A Representative fluorescent merge images of PC3 cells transfected with siNeg1 or siCaD-1 and stained with antibodies recognizing actin and l-CaD. The lower row shows separate images of actin, l-CaD, and merge in a close-up of the upper siNeg1 image. B Representative fluorescent images of PC3 spheroids transfected with siNeg1, siNeg2, or siCaD-1, stained with N-cadherin, and counterstained with DAPI. C Barplots depicting N-cadherin protein intensity in spheroids formed by transfected PC3 cells shown in B. Average was calculated from multiple individual spheroids (N = 22) measured for mean intensity. The mean and SD are shown (ns = not significant, *p < 0.05, and **p < 0.01 as determined by t-test). D Representative fluorescent images of DU145 spheroids transfected with siNeg1, siNeg2, siCaD-1, or siCaD-2 stained against N-cadherin. E Barplots depicting N-cadherin protein intensity in spheroids formed by transfected DU145 cells shown in D. Average was calculated from multiple individual spheroids (N = 30) measured for mean intensity. The mean and SD shown (ns = not significant, ***p < 0.001, and ****p < 0.0001 as determined by t-test). F Representative fluorescent images of DU145 spheroids transfected with siNeg1, siNeg2, siCaD-1, or siCaD-2 stained against ZEB1. G Barplots depicting ZEB1 protein intensity in spheroids formed by transfected DU145 cells shown in F. Average was calculated from multiple individual spheroids (N = 58) measured for mean intensity. The mean and SD shown (ns = not significant, **p < 0.001, ***p < 0.001, and ****p < 0.0001 as determined by t-test).

l-CaD expression is upregulated during enzalutamide resistance in vivo.

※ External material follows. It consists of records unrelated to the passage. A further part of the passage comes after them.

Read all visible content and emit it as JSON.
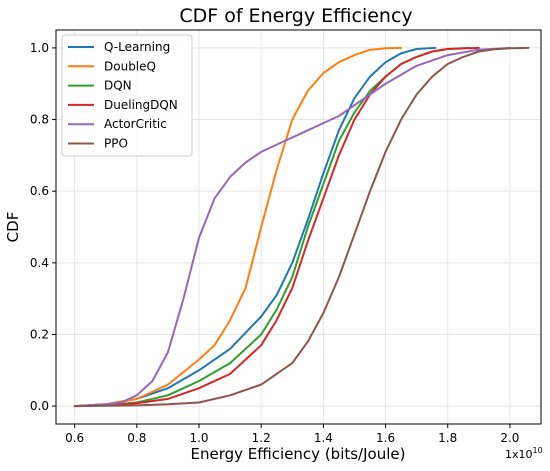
{
  "chart_data": {
    "type": "line",
    "title": "CDF of Energy Efficiency",
    "xlabel": "Energy Efficiency (bits/Joule)",
    "ylabel": "CDF",
    "x_offset_label": "1x10",
    "x_offset_exponent": "10",
    "xlim": [
      0.54,
      2.1
    ],
    "ylim": [
      -0.05,
      1.05
    ],
    "x_ticks": [
      0.6,
      0.8,
      1.0,
      1.2,
      1.4,
      1.6,
      1.8,
      2.0
    ],
    "x_tick_labels": [
      "0.6",
      "0.8",
      "1.0",
      "1.2",
      "1.4",
      "1.6",
      "1.8",
      "2.0"
    ],
    "y_ticks": [
      0.0,
      0.2,
      0.4,
      0.6,
      0.8,
      1.0
    ],
    "y_tick_labels": [
      "0.0",
      "0.2",
      "0.4",
      "0.6",
      "0.8",
      "1.0"
    ],
    "grid": true,
    "legend_position": "top-left",
    "series": [
      {
        "name": "Q-Learning",
        "color": "#1f77b4",
        "x": [
          0.6,
          0.7,
          0.8,
          0.9,
          1.0,
          1.1,
          1.2,
          1.25,
          1.3,
          1.35,
          1.4,
          1.45,
          1.5,
          1.55,
          1.6,
          1.65,
          1.7,
          1.76
        ],
        "y": [
          0.0,
          0.005,
          0.02,
          0.05,
          0.1,
          0.16,
          0.25,
          0.31,
          0.4,
          0.52,
          0.65,
          0.77,
          0.86,
          0.92,
          0.96,
          0.985,
          0.997,
          1.0
        ]
      },
      {
        "name": "DoubleQ",
        "color": "#ff7f0e",
        "x": [
          0.6,
          0.7,
          0.8,
          0.9,
          1.0,
          1.05,
          1.1,
          1.15,
          1.2,
          1.25,
          1.3,
          1.35,
          1.4,
          1.45,
          1.5,
          1.55,
          1.6,
          1.65
        ],
        "y": [
          0.0,
          0.005,
          0.02,
          0.06,
          0.13,
          0.17,
          0.24,
          0.33,
          0.5,
          0.66,
          0.8,
          0.88,
          0.93,
          0.96,
          0.98,
          0.995,
          0.999,
          1.0
        ]
      },
      {
        "name": "DQN",
        "color": "#2ca02c",
        "x": [
          0.6,
          0.7,
          0.8,
          0.9,
          1.0,
          1.1,
          1.2,
          1.25,
          1.3,
          1.35,
          1.4,
          1.45,
          1.5,
          1.55,
          1.6,
          1.65,
          1.7,
          1.75,
          1.8,
          1.87
        ],
        "y": [
          0.0,
          0.003,
          0.01,
          0.03,
          0.07,
          0.12,
          0.2,
          0.27,
          0.36,
          0.5,
          0.62,
          0.74,
          0.82,
          0.88,
          0.92,
          0.955,
          0.975,
          0.99,
          0.997,
          1.0
        ]
      },
      {
        "name": "DuelingDQN",
        "color": "#d62728",
        "x": [
          0.6,
          0.7,
          0.8,
          0.9,
          1.0,
          1.1,
          1.2,
          1.25,
          1.3,
          1.35,
          1.4,
          1.45,
          1.5,
          1.55,
          1.6,
          1.65,
          1.7,
          1.75,
          1.8,
          1.9
        ],
        "y": [
          0.0,
          0.002,
          0.008,
          0.02,
          0.05,
          0.09,
          0.17,
          0.24,
          0.33,
          0.46,
          0.58,
          0.7,
          0.8,
          0.87,
          0.92,
          0.955,
          0.975,
          0.99,
          0.997,
          1.0
        ]
      },
      {
        "name": "ActorCritic",
        "color": "#9467bd",
        "x": [
          0.6,
          0.7,
          0.75,
          0.8,
          0.85,
          0.9,
          0.95,
          1.0,
          1.05,
          1.1,
          1.15,
          1.2,
          1.25,
          1.3,
          1.35,
          1.4,
          1.45,
          1.5,
          1.55,
          1.6,
          1.7,
          1.8,
          1.9,
          2.0
        ],
        "y": [
          0.0,
          0.005,
          0.01,
          0.03,
          0.07,
          0.15,
          0.3,
          0.47,
          0.58,
          0.64,
          0.68,
          0.71,
          0.73,
          0.75,
          0.77,
          0.79,
          0.81,
          0.84,
          0.87,
          0.9,
          0.95,
          0.98,
          0.995,
          1.0
        ]
      },
      {
        "name": "PPO",
        "color": "#8c564b",
        "x": [
          0.6,
          0.8,
          0.9,
          1.0,
          1.1,
          1.2,
          1.3,
          1.35,
          1.4,
          1.45,
          1.5,
          1.55,
          1.6,
          1.65,
          1.7,
          1.75,
          1.8,
          1.85,
          1.9,
          1.95,
          2.0,
          2.06
        ],
        "y": [
          0.0,
          0.002,
          0.005,
          0.01,
          0.03,
          0.06,
          0.12,
          0.18,
          0.26,
          0.36,
          0.48,
          0.6,
          0.71,
          0.8,
          0.87,
          0.92,
          0.955,
          0.975,
          0.99,
          0.996,
          0.999,
          1.0
        ]
      }
    ]
  }
}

A Representative Western blot depicting l-CaD expression and barplot depicting pooled densitometry of Western blot bands from three biological repeats after treatment with enzalutamide (5 days, 10 µM) and Dex (24 h, 0.1 µM). B Scatterplots depicting Pearson correlation between CALD1 and GR or KRT8 mRNA from enzalutamide-treated VCaP xenograft mice. C IHC of l-CaD in castration-resistant VCaP xenografts during enzalutamide response (left) and after attained enzalutamide resistance (right). Individual mice are denoted using Roman numerals. D IHC of GR in castration-resistant VCaP xenografts during enzalutamide response (left) and after attained enzalutamide resistance (right). Individual mice are denoted using Roman numerals. E IHC of l-CaD and GR from adjacent slices of VCaP xenograft tumors in mice during apalutamide resistance. The lower row shows a higher magnification image of the area highlighted on the upper row. Individual mice are denoted using Greek letters. F Scatterplots depicting Pearson correlation between CALD1 and GR or KRT8 mRNA from vehicle-, enzalutamide-, and apalutamide-treated VCaP xenograft mice. G Western blot of vehicle- and apalutamide-treated castration-resistant VCaP xenografts. Quantification of the GR and l-CaD signal relative to actin loading control signal and the average vehicle-treated signal is shown below.